New every morning. Jeremiah didn’t write that on a good day. No, he was writing in the wreckage, and still he called the mercy new every morning. Thirty dawns at one pier taught me he meant it literally. The compassion really does show up new, every single time, whether you’re there to see it or not. Being fully present in these moments, solitary at the sunrise, I’m never more aware of God’s presence.

He works in mysterious and marvelous ways, to be sure.
I started this June needing the light. I came to the water because I was looking for something I couldn’t find anywhere else, and the sunrise was the most reliable place to find it. Still, somewhere in those thirty mornings, the needing quietly became something else. I stopped coming to the river to be rescued by the light and started coming to go looking for it — camera in hand, before the alarm most people set, certain the river would have something to show me.
The river holds mercies at dawn and at dusk, as I’ve recently discovered. It’s exciting to chase the sunset across Hampton Roads, but my favorite place to capture the show is still from the Yorktown Riverfront. Starting and ending the day with the sun. The light didn’t just lift me; it gave me back to myself. The woman who shows up before first and last light, who delights in a bridge waking up and the beach going quiet, who believes joy and beauty are worth getting out of bed for? She’d been gone a while. The York River handed her back.
I knew it for sure the night I saw Zoey.
I was on the far shore, photographing the sun going down over the water, when a girl I used to know walked by… a child I’d loved through omelets after sleepovers, from a chapter of my life that has since turned its page. A month ago, I’d have braced myself, maybe looked away and become small. I couldn’t brace, though. I was in my element, full of light and the river and the unique gladness of doing the thing I love, feeling hopeful with a camera in my hand ready to capture the wonder around me. So, before I could think to guard myself, a smile spread across my face, and the words spilled out warm and easy: “Hi Zoey! It’s so good to see you.”
She smiled back. A little in spite of herself, maybe, but she smiled, and waved, and it wasn’t anything like what I’d have predicted. It was just two people who’d been glad to know each other, glad again for a second on a beach at sunset to be reminded of good memories.
It wasn’t what I thought it would be. So much of this season hasn’t been.
That, I think, is what thirty sunrises can do to a person. It doesn’t fix everything, but I have to believe that you need to keep showing up to the light until you’ve become someone who carries a little of it with you.

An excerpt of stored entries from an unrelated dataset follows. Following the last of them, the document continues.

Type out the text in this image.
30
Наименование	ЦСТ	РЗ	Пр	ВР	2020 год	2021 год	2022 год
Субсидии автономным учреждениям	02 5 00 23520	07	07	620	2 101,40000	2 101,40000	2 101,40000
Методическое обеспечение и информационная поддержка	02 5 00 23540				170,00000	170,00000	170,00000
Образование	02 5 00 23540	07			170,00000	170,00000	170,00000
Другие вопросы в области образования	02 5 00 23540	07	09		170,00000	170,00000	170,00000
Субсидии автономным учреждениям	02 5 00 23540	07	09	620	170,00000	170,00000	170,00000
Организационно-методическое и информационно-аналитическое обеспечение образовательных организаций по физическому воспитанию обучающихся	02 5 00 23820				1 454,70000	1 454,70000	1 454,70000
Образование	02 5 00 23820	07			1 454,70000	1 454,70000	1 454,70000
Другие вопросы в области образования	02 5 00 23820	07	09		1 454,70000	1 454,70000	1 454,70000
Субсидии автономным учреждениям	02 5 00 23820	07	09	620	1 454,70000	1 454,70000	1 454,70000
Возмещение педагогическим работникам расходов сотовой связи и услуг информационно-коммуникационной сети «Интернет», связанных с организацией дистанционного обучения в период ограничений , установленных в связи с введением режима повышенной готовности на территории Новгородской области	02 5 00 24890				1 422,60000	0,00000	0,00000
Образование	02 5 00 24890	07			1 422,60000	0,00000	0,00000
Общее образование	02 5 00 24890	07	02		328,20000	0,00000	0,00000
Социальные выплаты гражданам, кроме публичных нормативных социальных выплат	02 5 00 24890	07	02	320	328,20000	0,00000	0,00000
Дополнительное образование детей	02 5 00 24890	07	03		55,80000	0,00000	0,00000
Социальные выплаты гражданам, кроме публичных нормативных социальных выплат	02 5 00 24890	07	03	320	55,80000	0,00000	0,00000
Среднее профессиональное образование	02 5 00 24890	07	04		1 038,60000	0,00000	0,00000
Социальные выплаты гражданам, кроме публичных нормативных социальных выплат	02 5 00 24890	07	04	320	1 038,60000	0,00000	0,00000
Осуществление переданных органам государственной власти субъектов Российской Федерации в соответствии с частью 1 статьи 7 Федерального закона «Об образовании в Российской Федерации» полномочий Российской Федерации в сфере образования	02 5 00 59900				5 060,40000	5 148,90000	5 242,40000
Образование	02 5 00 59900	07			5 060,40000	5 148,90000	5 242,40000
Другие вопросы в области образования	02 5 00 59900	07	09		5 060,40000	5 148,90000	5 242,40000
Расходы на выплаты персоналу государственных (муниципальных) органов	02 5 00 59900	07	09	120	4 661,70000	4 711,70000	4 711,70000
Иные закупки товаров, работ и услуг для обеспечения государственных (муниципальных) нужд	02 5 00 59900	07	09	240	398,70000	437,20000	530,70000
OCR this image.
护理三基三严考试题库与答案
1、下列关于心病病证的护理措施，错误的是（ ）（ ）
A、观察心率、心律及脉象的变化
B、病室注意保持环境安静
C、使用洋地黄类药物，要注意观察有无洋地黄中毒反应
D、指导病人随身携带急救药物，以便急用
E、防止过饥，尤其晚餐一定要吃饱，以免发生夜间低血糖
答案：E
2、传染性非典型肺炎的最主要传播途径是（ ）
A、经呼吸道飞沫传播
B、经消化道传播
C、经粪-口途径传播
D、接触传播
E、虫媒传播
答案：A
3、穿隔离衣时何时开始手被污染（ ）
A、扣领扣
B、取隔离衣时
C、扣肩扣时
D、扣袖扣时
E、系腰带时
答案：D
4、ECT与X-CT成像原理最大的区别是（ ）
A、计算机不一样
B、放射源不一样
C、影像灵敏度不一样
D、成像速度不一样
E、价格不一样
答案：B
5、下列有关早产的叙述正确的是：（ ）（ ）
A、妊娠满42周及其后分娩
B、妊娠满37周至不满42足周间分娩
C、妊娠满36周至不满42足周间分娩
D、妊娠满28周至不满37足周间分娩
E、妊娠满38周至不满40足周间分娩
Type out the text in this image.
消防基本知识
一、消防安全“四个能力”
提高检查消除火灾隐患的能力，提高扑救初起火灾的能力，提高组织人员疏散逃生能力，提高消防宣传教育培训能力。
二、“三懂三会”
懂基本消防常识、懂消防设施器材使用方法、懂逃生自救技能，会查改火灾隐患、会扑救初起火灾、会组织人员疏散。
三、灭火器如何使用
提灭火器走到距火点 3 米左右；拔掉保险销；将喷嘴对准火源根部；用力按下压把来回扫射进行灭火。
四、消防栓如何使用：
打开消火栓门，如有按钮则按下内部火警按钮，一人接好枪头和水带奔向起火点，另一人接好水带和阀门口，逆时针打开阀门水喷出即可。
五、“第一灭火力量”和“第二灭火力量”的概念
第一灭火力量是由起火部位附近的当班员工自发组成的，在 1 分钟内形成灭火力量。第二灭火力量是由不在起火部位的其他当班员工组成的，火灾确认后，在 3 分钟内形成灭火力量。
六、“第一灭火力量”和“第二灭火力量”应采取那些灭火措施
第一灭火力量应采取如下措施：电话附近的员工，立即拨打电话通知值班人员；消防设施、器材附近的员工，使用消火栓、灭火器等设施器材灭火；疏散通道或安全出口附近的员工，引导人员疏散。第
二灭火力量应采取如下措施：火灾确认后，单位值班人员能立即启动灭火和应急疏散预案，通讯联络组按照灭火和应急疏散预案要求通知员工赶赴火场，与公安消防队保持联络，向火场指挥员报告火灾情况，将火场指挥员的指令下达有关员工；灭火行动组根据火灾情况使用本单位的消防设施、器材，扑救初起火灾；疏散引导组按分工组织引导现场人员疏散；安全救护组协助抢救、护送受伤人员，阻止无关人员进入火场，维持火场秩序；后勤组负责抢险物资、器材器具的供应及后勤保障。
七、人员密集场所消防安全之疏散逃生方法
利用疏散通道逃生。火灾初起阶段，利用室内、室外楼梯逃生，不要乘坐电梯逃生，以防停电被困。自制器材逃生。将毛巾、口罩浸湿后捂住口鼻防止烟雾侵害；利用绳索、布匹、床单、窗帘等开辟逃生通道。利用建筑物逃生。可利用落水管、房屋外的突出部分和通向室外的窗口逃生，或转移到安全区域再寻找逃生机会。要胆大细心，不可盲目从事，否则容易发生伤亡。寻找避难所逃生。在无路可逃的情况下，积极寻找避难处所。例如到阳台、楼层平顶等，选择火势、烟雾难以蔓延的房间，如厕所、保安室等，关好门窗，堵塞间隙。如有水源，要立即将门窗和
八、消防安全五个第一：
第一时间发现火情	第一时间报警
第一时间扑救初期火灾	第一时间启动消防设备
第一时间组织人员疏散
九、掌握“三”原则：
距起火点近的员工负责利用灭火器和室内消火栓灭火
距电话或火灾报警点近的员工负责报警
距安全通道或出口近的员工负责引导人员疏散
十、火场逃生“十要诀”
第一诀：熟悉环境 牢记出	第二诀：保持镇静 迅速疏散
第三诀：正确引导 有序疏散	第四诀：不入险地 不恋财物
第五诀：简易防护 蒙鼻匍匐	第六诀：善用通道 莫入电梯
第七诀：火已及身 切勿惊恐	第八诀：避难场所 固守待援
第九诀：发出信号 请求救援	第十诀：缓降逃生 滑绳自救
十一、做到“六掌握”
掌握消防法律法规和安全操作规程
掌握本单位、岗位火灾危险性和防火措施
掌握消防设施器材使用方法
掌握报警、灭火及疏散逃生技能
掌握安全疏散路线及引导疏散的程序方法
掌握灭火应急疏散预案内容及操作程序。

The last sunrise of June saved something special to bid the month farewell. A deer wandered the shoreline in the pink before dawn, and a heron took the rocks as the sun broke gold — both of them witnesses to God’s glory, the same as me. I started this June needing the light. I’m ending it having learned to go looking for it… every single morning, cloud or fire or flat gray sky.
Thank you, June, for thirty reasons to get up.
And thank You, Lord, for steadfast love that never ceases, for mercies new every morning, and for never once painting the same sky twice.